One of the distinctions between the heroes of myth and the heroes of the modern era is perception. Mythological heroes are revered, recognized, and celebrated by the people, and while they revel in the adoration, there is still a humility about them. Today, people recognized and revere celebrity, which is a false form of heroism. Celebrities generally do not serve the people, as a true hero does.  They may rise above difficult circumstances and accomplished great things, but for the most part, they keep the rewards of their ascent, which is antithetical to the true hero of old. True heroes may find wealth and prestige, but they are quick to share in order that the people benefit.
This fact requires a new view of the hero. Modern fictional heroes, like Batman and Superman, maintain a sense of anonymity when they do their good works, and there is a magnified dark side to each of them. On the other hand, the common man is able to become a hero without having great power over the masses, but rather be heroic on individual levels.

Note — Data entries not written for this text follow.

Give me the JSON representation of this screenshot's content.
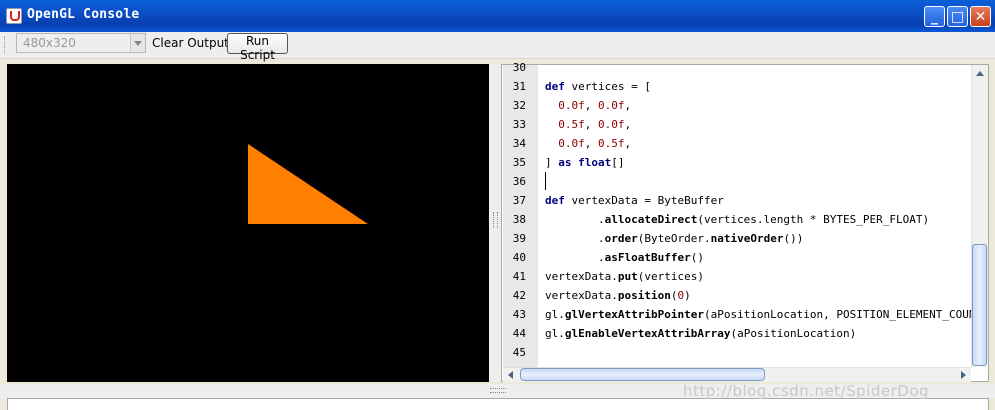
{
  "window": {
    "title": "OpenGL Console",
    "buttons": {
      "minimize": "_",
      "maximize": "□",
      "close": "✕"
    }
  },
  "toolbar": {
    "resolution_value": "480x320",
    "clear_label": "Clear Output",
    "run_label": "Run Script"
  },
  "canvas": {
    "background_color": "#000000",
    "shape": "triangle",
    "shape_color": "#ff7f00"
  },
  "editor": {
    "line_numbers": [
      "30",
      "31",
      "32",
      "33",
      "34",
      "35",
      "36",
      "37",
      "38",
      "39",
      "40",
      "41",
      "42",
      "43",
      "44",
      "45"
    ],
    "lines": [
      "",
      "def vertices = [",
      "  0.0f, 0.0f,",
      "  0.5f, 0.0f,",
      "  0.0f, 0.5f,",
      "] as float[]",
      "",
      "def vertexData = ByteBuffer",
      "        .allocateDirect(vertices.length * BYTES_PER_FLOAT)",
      "        .order(ByteOrder.nativeOrder())",
      "        .asFloatBuffer()",
      "vertexData.put(vertices)",
      "vertexData.position(0)",
      "gl.glVertexAttribPointer(aPositionLocation, POSITION_ELEMENT_COUNT,",
      "gl.glEnableVertexAttribArray(aPositionLocation)",
      ""
    ]
  },
  "watermark": "http://blog.csdn.net/SpiderDog"
}
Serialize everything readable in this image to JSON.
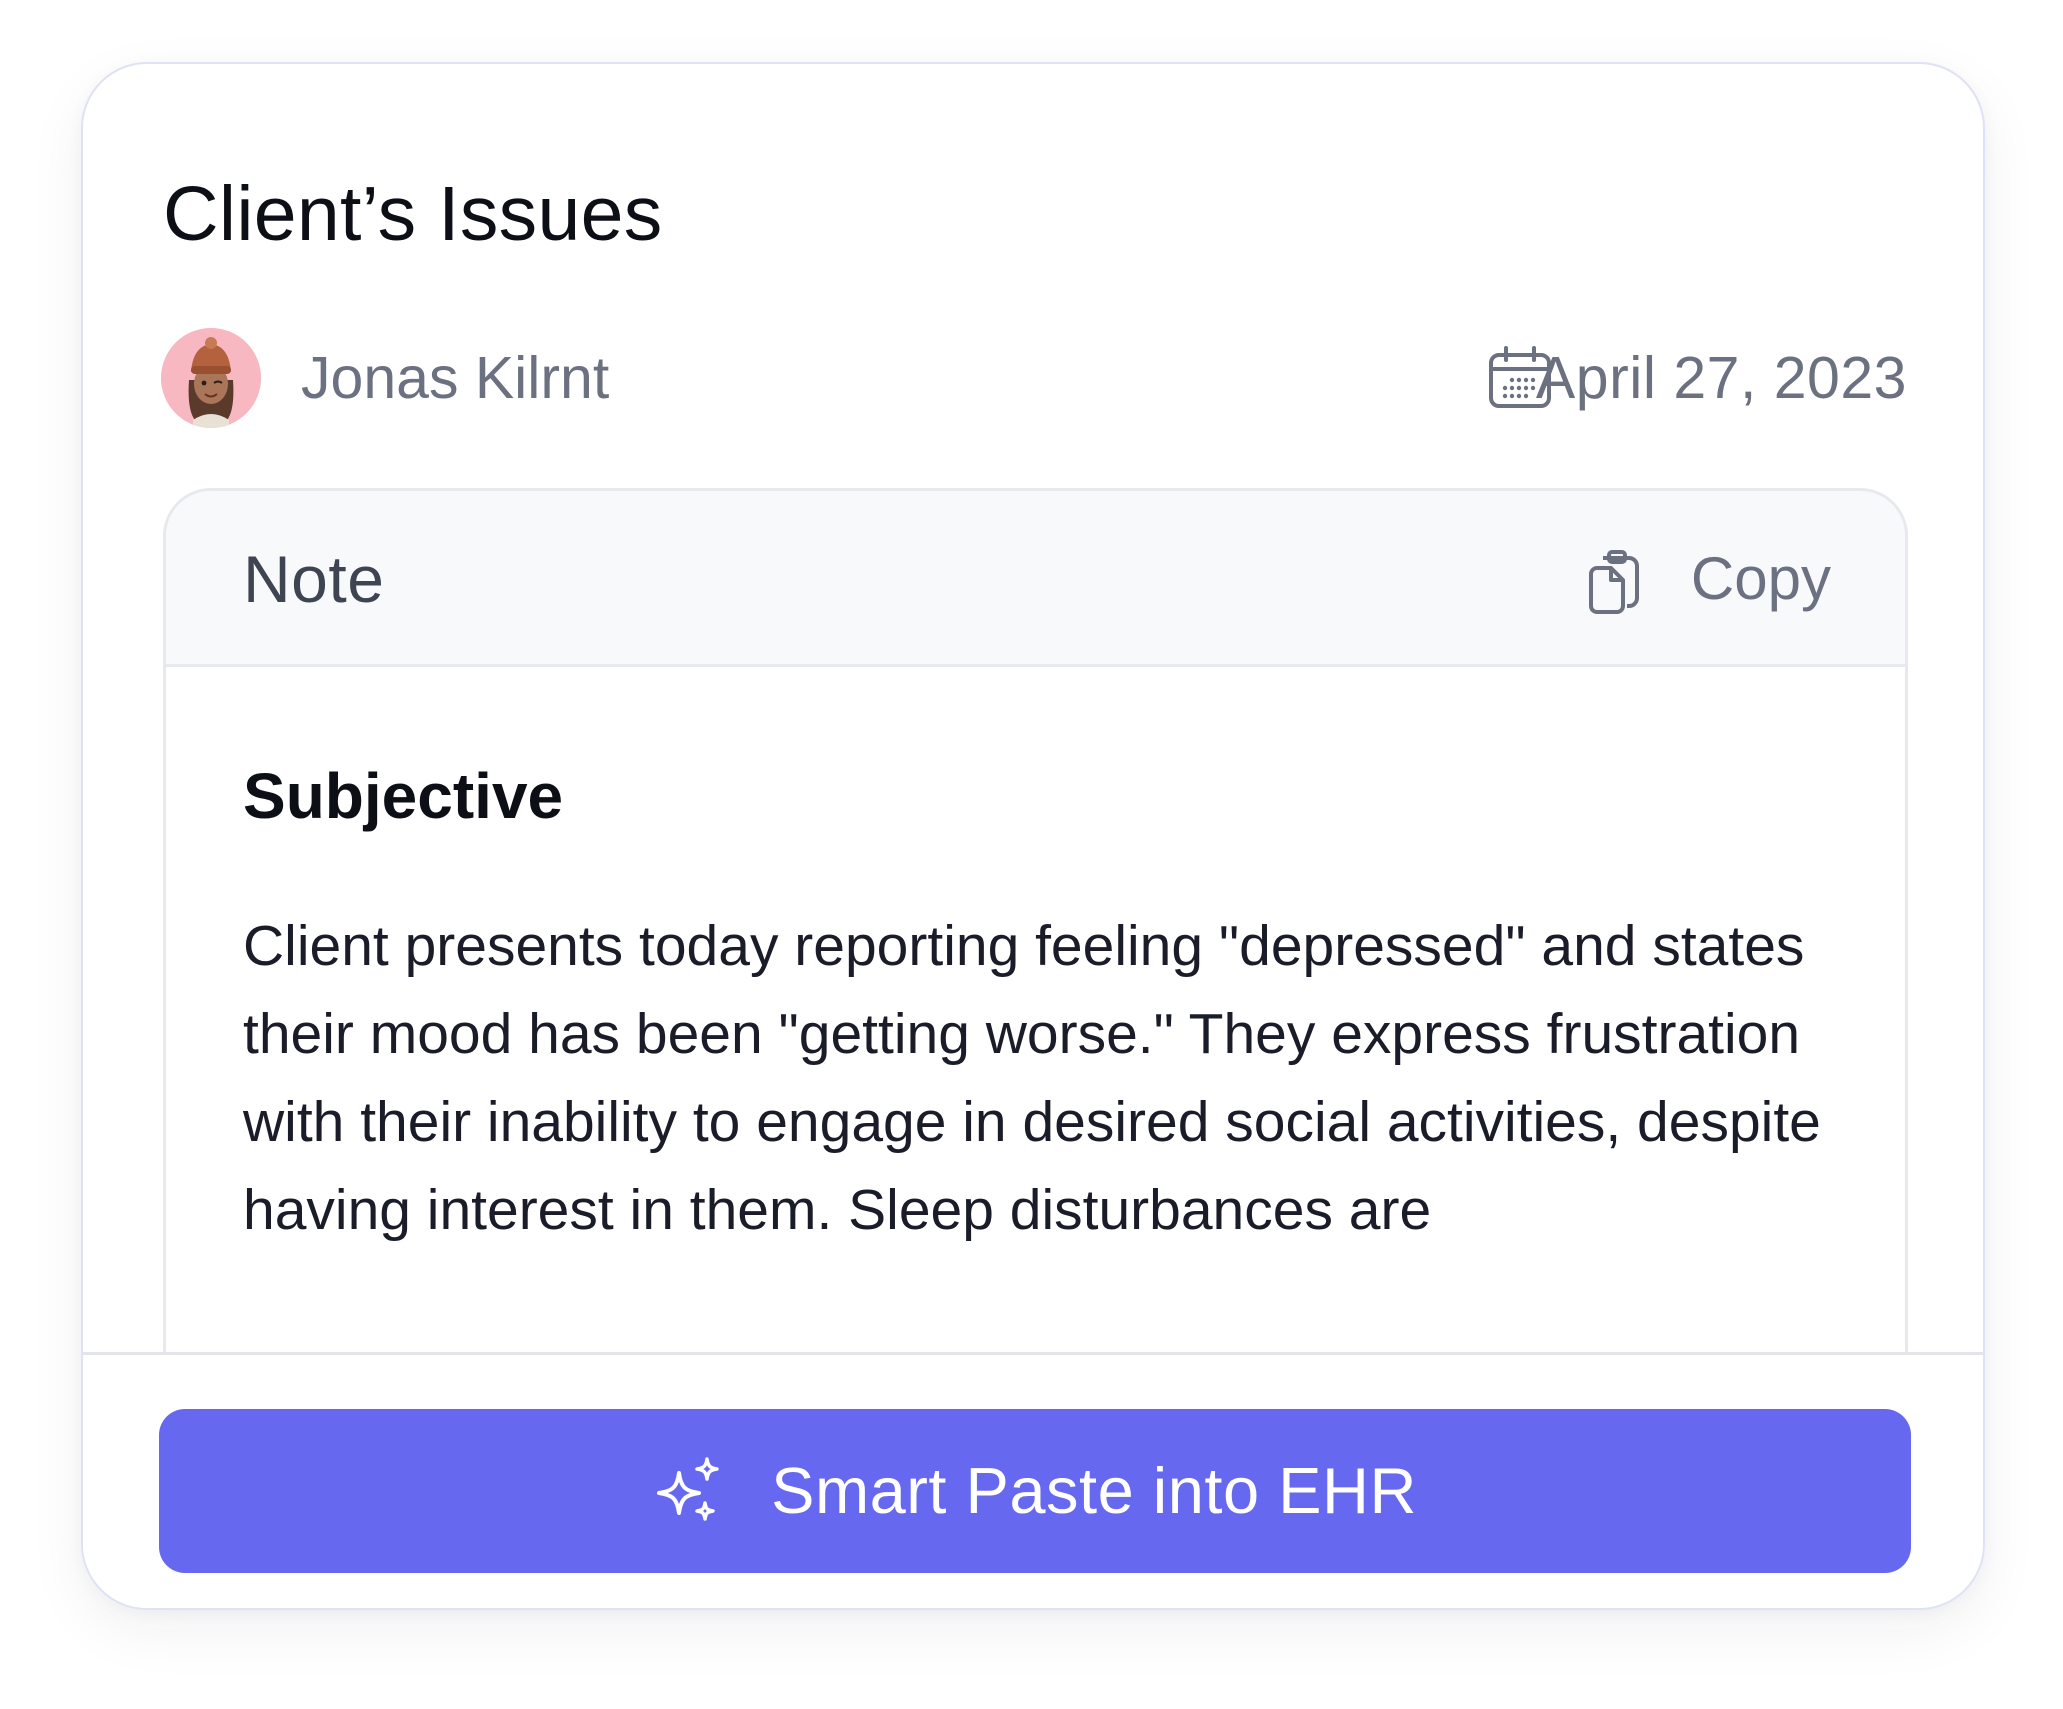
{
  "card": {
    "title": "Client’s Issues"
  },
  "meta": {
    "author_name": "Jonas Kilrnt",
    "date": "April 27, 2023",
    "avatar_icon": "memoji-avatar",
    "calendar_icon": "calendar-icon"
  },
  "note": {
    "header_label": "Note",
    "copy_label": "Copy",
    "copy_icon": "clipboard-copy-icon",
    "section": {
      "heading": "Subjective",
      "body": "Client presents today reporting feeling \"depressed\" and states their mood has been \"getting worse.\" They express frustration with their inability to engage in desired social activities, despite having interest in them. Sleep disturbances are"
    }
  },
  "actions": {
    "smart_paste_label": "Smart Paste into EHR",
    "smart_paste_icon": "sparkles-icon"
  },
  "colors": {
    "accent": "#6668f0",
    "muted_text": "#6b7180",
    "body_text": "#1a1d29",
    "avatar_bg": "#f7b8c2",
    "card_border": "#dfe2f5"
  }
}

This is where teachers can be heroes. In this world, teachers do not have great wealth or power. Nor do they have widespread influence. They do not direct policy, curriculum, or even the standards by which they and their students are judged. Even still, teachers do take that hero’s journey from the call to adventure (and make no mistake, teaching is a calling), to the obstacles and abyss of preparation (grad school is often a desolate experience), to the gift to the people from that experience. Students in the classrooms of teachers who are called through difficulty to that role find they learn, not because there is a test at the end of the material, but because learning is a wonderful and exciting and even magical thing.